We see the older Cernan, now remarried, portrayed as more appreciative of his family and friends, acknowledging his ego and the role it played in the breakdown of his marriage, but we also see a man still driven and pushing hard through his latter years. Partly this is a reflection of the alpha personality, but it also seems Cernan senses a debt he must pay off to the people who sent him on his great adventures – a need to remind people what was achieved and the price paid before, one day, no moonwalkers remain to do so.

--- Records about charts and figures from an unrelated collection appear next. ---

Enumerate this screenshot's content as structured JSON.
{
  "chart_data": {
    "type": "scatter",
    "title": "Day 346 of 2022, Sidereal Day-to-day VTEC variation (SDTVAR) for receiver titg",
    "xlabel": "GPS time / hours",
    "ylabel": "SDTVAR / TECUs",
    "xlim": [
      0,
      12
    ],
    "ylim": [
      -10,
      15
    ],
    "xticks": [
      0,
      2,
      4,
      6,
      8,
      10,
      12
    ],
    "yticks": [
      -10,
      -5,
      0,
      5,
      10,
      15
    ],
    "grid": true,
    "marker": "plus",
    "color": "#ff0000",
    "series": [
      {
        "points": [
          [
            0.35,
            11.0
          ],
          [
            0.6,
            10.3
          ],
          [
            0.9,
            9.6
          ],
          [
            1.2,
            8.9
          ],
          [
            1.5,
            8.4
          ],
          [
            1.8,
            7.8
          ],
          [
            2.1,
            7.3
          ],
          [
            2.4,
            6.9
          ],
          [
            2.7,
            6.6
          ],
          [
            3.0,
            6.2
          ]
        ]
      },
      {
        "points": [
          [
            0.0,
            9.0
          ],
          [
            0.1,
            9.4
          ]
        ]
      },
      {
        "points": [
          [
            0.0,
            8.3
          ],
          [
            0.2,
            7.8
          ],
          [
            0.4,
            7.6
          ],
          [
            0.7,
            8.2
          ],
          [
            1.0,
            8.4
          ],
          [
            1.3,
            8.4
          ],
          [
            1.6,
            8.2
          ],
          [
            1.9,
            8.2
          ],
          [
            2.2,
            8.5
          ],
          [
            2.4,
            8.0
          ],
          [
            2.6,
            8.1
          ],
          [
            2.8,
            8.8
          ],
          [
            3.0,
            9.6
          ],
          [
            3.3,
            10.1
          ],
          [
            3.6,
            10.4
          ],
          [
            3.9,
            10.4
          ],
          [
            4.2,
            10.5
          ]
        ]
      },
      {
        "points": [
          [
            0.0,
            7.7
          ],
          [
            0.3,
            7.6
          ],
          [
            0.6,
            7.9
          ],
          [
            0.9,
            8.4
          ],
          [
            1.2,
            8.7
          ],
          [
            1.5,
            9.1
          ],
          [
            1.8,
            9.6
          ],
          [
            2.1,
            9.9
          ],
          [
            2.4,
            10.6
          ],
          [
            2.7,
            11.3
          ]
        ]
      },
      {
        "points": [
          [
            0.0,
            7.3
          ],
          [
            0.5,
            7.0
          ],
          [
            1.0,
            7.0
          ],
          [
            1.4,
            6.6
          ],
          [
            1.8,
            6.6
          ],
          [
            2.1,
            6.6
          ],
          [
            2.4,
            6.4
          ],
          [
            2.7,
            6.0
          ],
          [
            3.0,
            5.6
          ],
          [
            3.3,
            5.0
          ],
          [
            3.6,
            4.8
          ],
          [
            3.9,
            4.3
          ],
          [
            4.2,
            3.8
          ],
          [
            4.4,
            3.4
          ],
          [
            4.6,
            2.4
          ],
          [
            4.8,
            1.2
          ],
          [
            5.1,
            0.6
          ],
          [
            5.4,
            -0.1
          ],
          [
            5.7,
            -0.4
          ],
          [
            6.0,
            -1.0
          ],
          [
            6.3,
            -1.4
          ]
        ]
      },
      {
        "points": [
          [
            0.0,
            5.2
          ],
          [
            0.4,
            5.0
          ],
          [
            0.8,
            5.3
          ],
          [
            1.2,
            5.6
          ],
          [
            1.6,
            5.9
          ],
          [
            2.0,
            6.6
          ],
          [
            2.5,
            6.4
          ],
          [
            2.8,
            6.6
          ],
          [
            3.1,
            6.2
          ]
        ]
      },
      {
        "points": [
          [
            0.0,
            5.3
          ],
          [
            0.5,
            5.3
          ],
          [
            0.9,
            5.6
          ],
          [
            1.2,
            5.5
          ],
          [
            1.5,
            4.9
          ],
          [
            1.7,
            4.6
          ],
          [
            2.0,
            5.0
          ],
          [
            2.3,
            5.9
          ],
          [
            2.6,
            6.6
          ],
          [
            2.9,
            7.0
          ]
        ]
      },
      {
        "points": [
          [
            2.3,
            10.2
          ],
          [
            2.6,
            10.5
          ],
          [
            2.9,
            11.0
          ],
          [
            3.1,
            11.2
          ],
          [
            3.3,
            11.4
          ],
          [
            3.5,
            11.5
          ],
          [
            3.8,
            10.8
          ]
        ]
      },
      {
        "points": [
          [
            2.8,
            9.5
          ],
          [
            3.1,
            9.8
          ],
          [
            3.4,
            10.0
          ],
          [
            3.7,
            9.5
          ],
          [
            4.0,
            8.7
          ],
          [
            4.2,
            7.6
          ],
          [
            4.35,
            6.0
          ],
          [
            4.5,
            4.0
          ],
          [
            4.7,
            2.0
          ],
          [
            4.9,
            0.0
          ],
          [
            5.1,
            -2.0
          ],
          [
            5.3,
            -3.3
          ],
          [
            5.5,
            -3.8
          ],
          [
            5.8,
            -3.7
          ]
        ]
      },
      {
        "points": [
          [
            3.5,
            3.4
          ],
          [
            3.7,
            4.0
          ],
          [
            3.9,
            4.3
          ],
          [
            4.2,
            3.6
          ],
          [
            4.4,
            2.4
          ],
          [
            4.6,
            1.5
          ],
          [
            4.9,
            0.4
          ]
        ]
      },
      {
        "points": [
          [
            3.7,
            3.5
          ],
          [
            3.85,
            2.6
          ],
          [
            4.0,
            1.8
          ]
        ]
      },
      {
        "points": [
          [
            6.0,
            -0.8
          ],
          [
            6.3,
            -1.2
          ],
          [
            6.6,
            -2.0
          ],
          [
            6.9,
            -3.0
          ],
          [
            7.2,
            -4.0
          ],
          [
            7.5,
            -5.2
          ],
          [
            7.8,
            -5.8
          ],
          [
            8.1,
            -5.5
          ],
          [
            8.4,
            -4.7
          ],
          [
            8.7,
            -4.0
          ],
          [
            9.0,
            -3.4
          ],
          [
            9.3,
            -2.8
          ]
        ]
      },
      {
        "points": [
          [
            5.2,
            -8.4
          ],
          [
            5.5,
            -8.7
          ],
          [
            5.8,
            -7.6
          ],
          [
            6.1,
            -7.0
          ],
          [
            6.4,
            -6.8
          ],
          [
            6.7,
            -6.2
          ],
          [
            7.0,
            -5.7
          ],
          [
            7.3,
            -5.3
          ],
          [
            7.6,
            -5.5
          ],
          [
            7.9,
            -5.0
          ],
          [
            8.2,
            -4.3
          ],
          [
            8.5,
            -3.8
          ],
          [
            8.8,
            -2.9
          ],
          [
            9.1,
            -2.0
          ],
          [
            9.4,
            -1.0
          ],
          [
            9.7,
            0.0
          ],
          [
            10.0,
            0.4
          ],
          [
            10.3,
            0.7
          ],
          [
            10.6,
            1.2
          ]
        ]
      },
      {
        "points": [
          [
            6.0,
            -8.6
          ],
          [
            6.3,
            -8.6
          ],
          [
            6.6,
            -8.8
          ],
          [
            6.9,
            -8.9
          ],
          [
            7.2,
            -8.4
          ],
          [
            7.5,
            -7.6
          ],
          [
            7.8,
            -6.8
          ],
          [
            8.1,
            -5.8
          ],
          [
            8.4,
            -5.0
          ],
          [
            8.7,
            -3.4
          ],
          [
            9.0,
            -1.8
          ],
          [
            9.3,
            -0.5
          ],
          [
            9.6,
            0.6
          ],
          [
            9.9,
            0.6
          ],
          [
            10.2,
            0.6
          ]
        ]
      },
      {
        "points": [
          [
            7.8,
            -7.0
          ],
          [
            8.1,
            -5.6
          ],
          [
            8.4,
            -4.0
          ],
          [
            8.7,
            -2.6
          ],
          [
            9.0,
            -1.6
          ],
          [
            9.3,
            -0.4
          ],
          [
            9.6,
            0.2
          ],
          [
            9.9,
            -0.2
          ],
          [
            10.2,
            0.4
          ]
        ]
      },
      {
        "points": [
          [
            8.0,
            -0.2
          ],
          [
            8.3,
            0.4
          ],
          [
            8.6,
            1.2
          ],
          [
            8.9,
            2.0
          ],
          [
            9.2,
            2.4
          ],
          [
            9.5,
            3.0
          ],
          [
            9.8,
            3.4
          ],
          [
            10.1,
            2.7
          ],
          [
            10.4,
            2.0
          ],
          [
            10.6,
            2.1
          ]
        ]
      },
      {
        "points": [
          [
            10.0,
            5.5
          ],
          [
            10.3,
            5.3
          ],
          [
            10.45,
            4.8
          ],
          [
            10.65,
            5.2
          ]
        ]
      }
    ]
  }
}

Perhaps the most poignant scene of The Last Man on the Moon involves a visit by Cernan to a deserted Launch Complex 39, juxtaposed with images of Apollo’s glory days and the amazing fiery night launch of Apollo 17. As he tours the site, the pad appears as a monument not only to the past ambitions of Apollo, but also to the Shuttle programme that followed. Much has happened in the 43 years since Cernan, Schmitt and Evans departed on that final voyage to the moon, yet how much has really been achieved?
Looking upwards at the gantries Cernan reflects “Could I have imagined that it would come to this? I don’t want to remember it this way – I almost wish I didn’t come here today”. These comments, along with a few snippets of Cernan in his many media engagements, are as close as the film comes to addressing or passing any opinion on the current state of NASA, but the fact remains that Cernan is likely to hold his title for many years to come.
The Last Man on the Moon stands as an important document of the age of Apollo, a time of ‘can-do’ attitudes and an attitude to risk that would be seen as unacceptable today. As such it forms a beautiful but bittersweet elegy to the men and women who made Apollo happen – to their many amazing achievements, but also to the price that they paid along the way.
And Cernan? He appears to handle his legacy with dignity rather than dwelling on glory days, but occasionally he still allows his mind to wander…
I look up there and I might just reflect for half a minute or so…. I can take myself there at the speed of thought
The Last Man on the Moon is out now via limited cinema release or available online via iTunes and Amazon
For more details see http://thelastmanonthemoon.com
For more of my own reflections on the legacy of Apollo, see Apollo, I still love you but…
For anyone interested in reading more about NASA’s journey to the Moon, there are a huge number of histories and astronaut autobiographies available, but I recommend the following:
A Man on the Moon – Andrew Chaikin
A fantastic and thoroughly readable account of the missions themselves and the astronauts that flew them.
APOLLO: The Race to the Moon – Charles Murray & Catherine Bly Cox
In many ways the perfect companion to Chaikin’s book, this deals with the foundations of manned spaceflight in the newly formed NASA and follows the behind the scenes stories of often uncelebrated individuals that made the missions possible
Carrying the Fire: An Astronaut’s Journeys – Michael Collins
One of the most eloquent and honest astronaut autobiographies, Collins recalls his journey to Apollo 11 and what it meant to be the guy who stayed in orbit.